As for Bangkok, well, there are good and bad points. Firstly, the bad. The traffic jams. Everything they say about Bangkok traffic is true, and if I have all the time I've spent in traffic jams returned to me on my death bed, I will live to be 120 at least. I get round this by using the very good Skytrain and underground train services, or cycling, though riding a bike here is not for the faint-hearted. There is also the rainy season, which lasts from May to November, when there is a downpour nearly every day. On the other hand, there is the great food, the cheaper cost of living, the beautiful beaches which you can visit on your weekend, the great weather and the warm and friendly people.

So why have I stayed so long? Well, to be honest, I am the exception rather than the rule.
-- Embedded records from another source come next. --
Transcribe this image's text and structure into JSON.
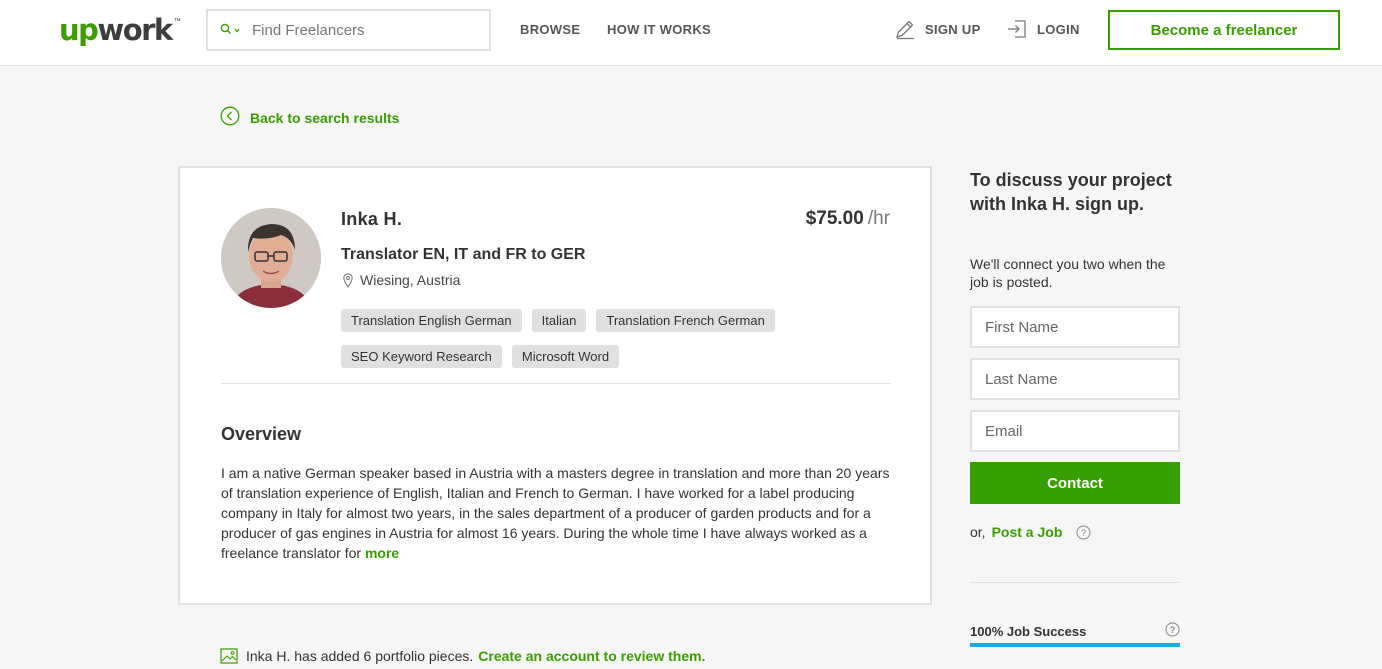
{
  "header": {
    "logo_text_up": "up",
    "logo_text_work": "work",
    "logo_tm": "™",
    "search_placeholder": "Find Freelancers",
    "nav_browse": "BROWSE",
    "nav_how": "HOW IT WORKS",
    "nav_signup": "SIGN UP",
    "nav_login": "LOGIN",
    "become_label": "Become a freelancer"
  },
  "back_link": "Back to search results",
  "profile": {
    "name": "Inka H.",
    "rate_amount": "$75.00",
    "rate_unit": "/hr",
    "title": "Translator EN, IT and FR to GER",
    "location": "Wiesing, Austria",
    "skills": [
      "Translation English German",
      "Italian",
      "Translation French German",
      "SEO Keyword Research",
      "Microsoft Word"
    ],
    "overview_title": "Overview",
    "overview_text": "I am a native German speaker based in Austria with a masters degree in translation and more than 20 years of translation experience of English, Italian and French to German. I have worked for a label producing company in Italy for almost two years, in the sales department of a producer of garden products and for a producer of gas engines in Austria for almost 16 years. During the whole time I have always worked as a freelance translator for",
    "overview_more": "more"
  },
  "sidebar": {
    "title": "To discuss your project with Inka H. sign up.",
    "subtitle": "We'll connect you two when the job is posted.",
    "first_name_placeholder": "First Name",
    "last_name_placeholder": "Last Name",
    "email_placeholder": "Email",
    "contact_label": "Contact",
    "or_label": "or,",
    "post_job_label": "Post a Job",
    "job_success_label": "100% Job Success",
    "job_success_value": 1.0
  },
  "portfolio": {
    "text": "Inka H. has added 6 portfolio pieces.",
    "cta": "Create an account to review them."
  },
  "colors": {
    "brand_green": "#37a000",
    "job_success_blue": "#1caadb"
  }
}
For most teachers, who are aged mostly 20 – 30, this is one of their first jobs after leaving university, and they work here for 1 – 2 years before moving on to another country, such as Hong Kong, Japan, South America, or even Russia and the increasingly popular Korea or Vietnam. Quite a significant proportion of teachers decide on teaching as a career and return to the UK to do a PGCE. For teachers like me, who are a little older and for whom perhaps the wanderlust is dwindling, the usual next step is to get a job with the British Council or an International School, with more responsibility and longer hours but higher pay and longer holidays. But for the young teacher arriving here perhaps for the first time working abroad, the best thing about teaching in Thailand is not only the enjoyable and rewarding classes, but also the great social life, as most teachers, who are mostly British and American, stay in the same apartment block, and go out a lot together. So while a year in a strange country might seem a little daunting at first, you will very soon find yourself at the end of a year's contract, scratching your head and thinking, where to next? Now, if you'll excuse me, I have a tropical Christmas party to organise." 

David Wolf ADOS King's College of English, Thailand Chaeng Wattana branch.